Bad forms of determinism were used to justify racism and colonialism. People said that the environment or our genes determined our behavior, and they used that to support terrible ideas. So, there was a big reaction against any idea that even smelled like determinism. But in rejecting those bad ideas, they also rejected the idea that the world follows any deterministic things at all, even though it clearly does.

As a result, entire fields have rejected deterministic ideas not for good reasons, but for moral ones. Critics of determinism said it was dangerous and could be used as an excuse. This led social science to have a set of beliefs that don't make sense, including the idea that humans have libertarian free will, "in the sense that the individual could, at any phase in a given sequence of conduct, have acted differently."

That's the "magic" that philosophers and physicists have warned about. But so much emphasis has been put on free choices that the word determinism has become an insult. Calling a theory "deterministic" is a way to say it's both absurd and morally bad. The "ghost in the machine" still affects how we see ourselves and our world.

But we shouldn't be afraid of ideas that challenge our beliefs. We should debate these ideas, not just dismiss them because they make us uncomfortable. It's better to turn on the light and look at something scary than to pretend it's not there.

I think determinism is amazing. The present is connected to the past by infinite threads that stretch back billions of years. If you try to pull on one thread, hoping to change just one little thing, the whole thing would unravel. Change one tiny part of the past, and you probably wouldn't exist, or you'd have a different life. But if you changed something else, you might have avoided a heartbreak, or the loss of someone you loved. So, our best and worst moments are connected. The happiest parts of your life are connected to the worst parts. One couldn't happen without the other. That might sound strange, but I wouldn't exist if my great-grandfather's first wife hadn't done something horrible. So my best moments are tied to that tragedy. In a way, my happiest moments couldn't exist without that. That doesn't mean we should celebrate suffering, but knowing that future happiness can come from suffering can help us get through the bad times. And my good moments will lead to someone else's pain. That's just how it works. For better or worse, I think that's beautiful, it's a vivid connection between all beings, across space and time.
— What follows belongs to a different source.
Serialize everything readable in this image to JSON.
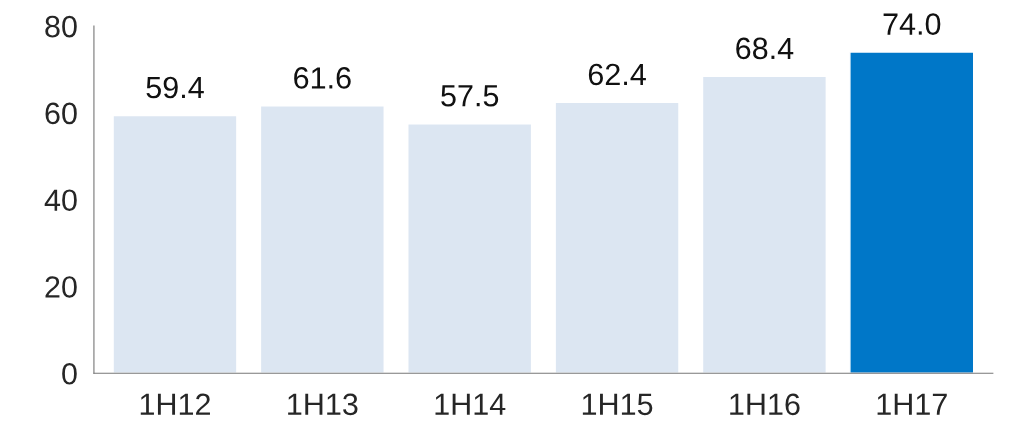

If you think of yourself as a person who is totally in control, then the loss of free will is bad. But if you think of yourself as a part of something bigger, a complex being who is constantly causing and being caused by the whole world, then seeing the deterministic story can be exciting.

If someone else was you, the world would be different. Because you exist, you'll have an effect on the world, good and bad, but all part of the story. You matter, down to the smallest choices you've made or will ever make. Your words, your actions, even your thoughts, will have effects that spread out, beyond what you'll ever see, even long after you're gone. The decisions you make now will help decide which humans will exist in the future, and what world they will live in. That's incredible. What you do matters, all of it. That might not be free will, but it's definitely a kind of will that's worth having.

Is it important whether you feel, deep down, that you could have acted differently? For me, it's enough to know that I can freely follow my desires. Is it really so bad to think that your actions and thoughts, which will always feel like your own, have been caused not by a phantom or a tiny person, but by everything you've experienced, your brain chemistry, and everyone and everything that came before you?

You are the result of the whole history of the universe. Everything had to be exactly as it was for you to exist, just as you are, at this moment, in this world. And that leads us to something wonderful: we all are the living result of billions of years of random flukes.

Maybe we can finally accept that we'll never fully understand our own existence. But someone gave us good advice on how to live with that uncertainty: "A purpose of human life, no matter who is controlling it, is to love whoever is around to be loved."